Computational analysis of Human papillomavirus (HPV) E1, E2, E6, E7 proteins, the LCR regions, and biological consequences

Researcher(s)

  • Sean Fletcher, Medical Diagnostics, University of Delaware

Faculty Mentor(s)

  • Subhasis Biswas, MMSC, University of Delaware

Abstract

Human papillomavirus (HPV) is a significant risk factor for cervical cancer. The HPV genome is divided into three functional regions: early, late, and long control region (LCR). The early region encodes the E1, E2, E4, E5, E6, and E7 proteins, which are involved in viral replication and transcription. The LCR contains regulatory elements that control the expression of the early genes.

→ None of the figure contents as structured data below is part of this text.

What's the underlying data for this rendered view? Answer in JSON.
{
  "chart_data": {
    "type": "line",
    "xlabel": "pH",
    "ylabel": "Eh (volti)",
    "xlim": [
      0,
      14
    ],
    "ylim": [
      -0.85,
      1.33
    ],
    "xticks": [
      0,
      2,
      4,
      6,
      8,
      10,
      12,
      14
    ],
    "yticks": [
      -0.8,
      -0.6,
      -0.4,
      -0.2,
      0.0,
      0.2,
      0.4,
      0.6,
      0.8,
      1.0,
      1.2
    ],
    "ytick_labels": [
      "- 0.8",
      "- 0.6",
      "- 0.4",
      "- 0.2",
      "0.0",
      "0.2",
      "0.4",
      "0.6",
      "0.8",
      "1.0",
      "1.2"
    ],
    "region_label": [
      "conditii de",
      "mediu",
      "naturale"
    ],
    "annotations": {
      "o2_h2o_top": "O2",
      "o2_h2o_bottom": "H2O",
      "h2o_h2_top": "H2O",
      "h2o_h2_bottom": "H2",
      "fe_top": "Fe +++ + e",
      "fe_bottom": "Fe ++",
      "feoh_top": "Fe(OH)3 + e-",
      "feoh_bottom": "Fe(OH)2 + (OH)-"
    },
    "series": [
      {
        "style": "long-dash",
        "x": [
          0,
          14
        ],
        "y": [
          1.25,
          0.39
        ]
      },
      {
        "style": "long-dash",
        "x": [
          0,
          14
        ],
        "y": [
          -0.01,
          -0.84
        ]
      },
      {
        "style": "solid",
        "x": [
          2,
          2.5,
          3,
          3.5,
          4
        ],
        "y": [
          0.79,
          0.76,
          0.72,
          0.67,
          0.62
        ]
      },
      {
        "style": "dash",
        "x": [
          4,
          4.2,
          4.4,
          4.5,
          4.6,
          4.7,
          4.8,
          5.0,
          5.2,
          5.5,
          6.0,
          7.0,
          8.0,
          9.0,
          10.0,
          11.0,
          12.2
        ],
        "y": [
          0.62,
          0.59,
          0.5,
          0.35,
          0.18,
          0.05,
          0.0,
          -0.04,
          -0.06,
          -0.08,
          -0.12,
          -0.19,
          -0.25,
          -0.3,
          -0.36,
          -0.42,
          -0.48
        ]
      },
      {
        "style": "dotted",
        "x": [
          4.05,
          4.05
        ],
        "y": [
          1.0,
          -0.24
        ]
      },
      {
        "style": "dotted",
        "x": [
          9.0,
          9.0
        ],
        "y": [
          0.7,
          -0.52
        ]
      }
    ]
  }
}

We used bioinformatics tools to analyze the E1, E2, E6, E7, and LCR regions of HPV to determine the amino acid residues that remained invariant during the evolution of the virus family. The invariant residues within the amino acid chains of the proteins were identified as follows; E1 having 26, E2 having 7, E6 having 9, and E7 having 4. Furthermore, the invariant residues within E6/E7 were only identified to be Cysteine groups with C-X-X-C motif, which could suggest the formation of a complex as in zinc-finger proteins.

The E2 binding sites within the LCR were compiled and classified into high-risk, low-risk, and probable high-risk strains using the 12 nucleotide palindromic DNA sequences of the four E2 binding sites.

The results of this study provide new insights into the molecular biology of HPV. The HPV virus family evolved over 400 million years. Thus, invariant residues within the amino acid chains of these proteins could be significant for the structure and function of each protein and may help develop new diagnostic tests for HPV infection. The classification of the E2 binding sites into high-risk, low-risk, and probable high-risk strains could be used to develop new vaccines and therapeutic agents for HPV-associated diseases.